Hey folks,
I need to implement some sort of partitioning of data records. A certain part of records should be processed in one way, another part in another way. So I thought it would be nice to implement a stable partitioning algorithm that splits datasets into a given number of partitions with given proportions.
So, given three partitions and their relative thresholds
[a: 0, b: 0.33, c: 0.66]
I want to be able to take a term, pipe it into a partitioning function and receive the name of the partition:
partition("foo", partitions: partitions) # => :a
partition("bar", partitions: partitions) # => :c
partition("foobar", partitions: partitions) # => :b
My idea is to use a simple hash function to generate a uniformly distributed stable pseudo-random number for any term and then pick the suitable partition.
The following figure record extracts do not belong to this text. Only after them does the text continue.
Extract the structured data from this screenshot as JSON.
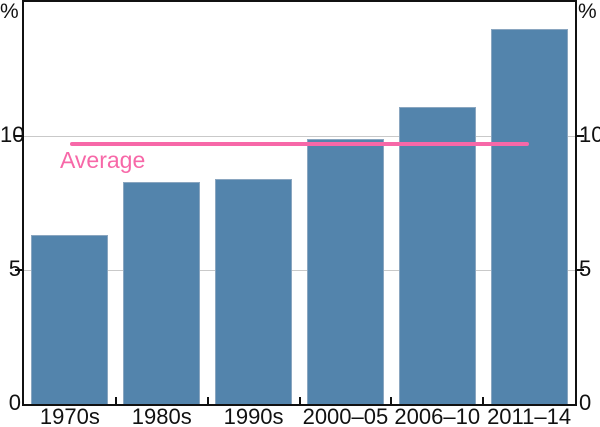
{
  "chart_data": {
    "type": "bar",
    "title": "",
    "categories": [
      "1970s",
      "1980s",
      "1990s",
      "2000–05",
      "2006–10",
      "2011–14"
    ],
    "values": [
      6.3,
      8.3,
      8.4,
      9.9,
      11.1,
      14.0
    ],
    "xlabel": "",
    "ylabel": "%",
    "ylim": [
      0,
      15
    ],
    "y_ticks": [
      {
        "value": 0,
        "label": "0"
      },
      {
        "value": 5,
        "label": "5"
      },
      {
        "value": 10,
        "label": "10"
      }
    ],
    "grid_values": [
      5,
      10
    ],
    "grid": "on",
    "legend_position": "none",
    "bar_gap_ratio": 0.16,
    "average_line": {
      "label": "Average",
      "value": 9.7,
      "spans": "from 1970s bar center to 2011–14 bar center"
    }
  },
  "labels": {
    "y_unit_left": "%",
    "y_unit_right": "%",
    "average": "Average"
  },
  "colors": {
    "bar_fill": "#5384ac",
    "bar_border": "#8aa6c0",
    "average_line": "#f768a8",
    "average_text": "#f768a8",
    "gridline": "#c9c9c9",
    "axis_frame": "#111111",
    "text": "#111111",
    "background": "#ffffff"
  }
}
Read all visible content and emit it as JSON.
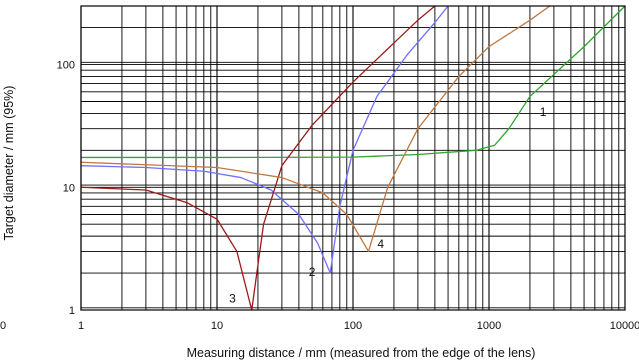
{
  "chart_data": {
    "type": "line",
    "xscale": "log",
    "yscale": "log",
    "xlim": [
      1,
      10000
    ],
    "ylim": [
      1,
      300
    ],
    "grid": true,
    "xlabel": "Measuring distance / mm (measured from the edge of the lens)",
    "ylabel": "Target diameter / mm (95%)",
    "xticks": [
      {
        "value": 1,
        "label": "1"
      },
      {
        "value": 10,
        "label": "10"
      },
      {
        "value": 100,
        "label": "100"
      },
      {
        "value": 1000,
        "label": "1000"
      },
      {
        "value": 10000,
        "label": "10000"
      }
    ],
    "yticks": [
      {
        "value": 1,
        "label": "1"
      },
      {
        "value": 10,
        "label": "10"
      },
      {
        "value": 100,
        "label": "100"
      }
    ],
    "origin_label": "0",
    "series": [
      {
        "name": "1",
        "color": "#2fa52f",
        "points": [
          [
            1,
            17.5
          ],
          [
            10,
            17.5
          ],
          [
            100,
            17.6
          ],
          [
            300,
            18.5
          ],
          [
            800,
            20
          ],
          [
            1100,
            22
          ],
          [
            1400,
            30
          ],
          [
            2000,
            55
          ],
          [
            5000,
            140
          ],
          [
            10000,
            300
          ]
        ]
      },
      {
        "name": "2",
        "color": "#7070ff",
        "points": [
          [
            1,
            15
          ],
          [
            3,
            14.5
          ],
          [
            8,
            13.5
          ],
          [
            15,
            12
          ],
          [
            25,
            9.5
          ],
          [
            40,
            6
          ],
          [
            55,
            3.5
          ],
          [
            68,
            2
          ],
          [
            80,
            7
          ],
          [
            100,
            20
          ],
          [
            150,
            55
          ],
          [
            250,
            120
          ],
          [
            400,
            220
          ],
          [
            500,
            300
          ]
        ]
      },
      {
        "name": "3",
        "color": "#a01818",
        "points": [
          [
            1,
            10
          ],
          [
            3,
            9.5
          ],
          [
            6,
            7.5
          ],
          [
            10,
            5.5
          ],
          [
            14,
            3
          ],
          [
            18,
            1
          ],
          [
            22,
            5
          ],
          [
            30,
            15
          ],
          [
            50,
            32
          ],
          [
            100,
            72
          ],
          [
            200,
            150
          ],
          [
            300,
            230
          ],
          [
            400,
            300
          ]
        ]
      },
      {
        "name": "4",
        "color": "#c07840",
        "points": [
          [
            1,
            16
          ],
          [
            10,
            14.5
          ],
          [
            30,
            12
          ],
          [
            60,
            9
          ],
          [
            90,
            6
          ],
          [
            130,
            3
          ],
          [
            180,
            10
          ],
          [
            300,
            30
          ],
          [
            600,
            80
          ],
          [
            1000,
            140
          ],
          [
            2000,
            230
          ],
          [
            2800,
            300
          ]
        ]
      }
    ],
    "annotations": [
      {
        "text": "1",
        "x": 2500,
        "y": 38
      },
      {
        "text": "2",
        "x": 50,
        "y": 1.9
      },
      {
        "text": "3",
        "x": 13,
        "y": 1.15
      },
      {
        "text": "4",
        "x": 160,
        "y": 3.2
      }
    ]
  }
}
Here’s what I’ve come up. I’m really curious to see what you think of the approach or if you have ideas for better/faster/more elegant solutions.
defmodule Partitioner do
@spec partition(term :: []) :: integer()
def partition(term, opts \\ []) do
term
|> normalize(opts)
|> do_partition(opts)
end
defp normalize(term, opts) do
salt = Keyword.get(opts, :salt, nil)
{term, salt}
|> :erlang.term_to_binary()
|> do_hash()
|> :binary.first()
|> do_normalize()
end
defp do_hash(binary), do: :crypto.hash(:sha, binary)
defp do_normalize(int), do: int / 255
defp do_partition(float, opts) do
opts
|> Keyword.get(:partitions, a: 0, b: 0.5)
|> Enum.max_by(&match_partition(float, &1))
|> elem(0)
end
defp match_partition(float, {_, threshold}) when float > threshold, do: threshold
defp match_partition(_, _), do: 0
end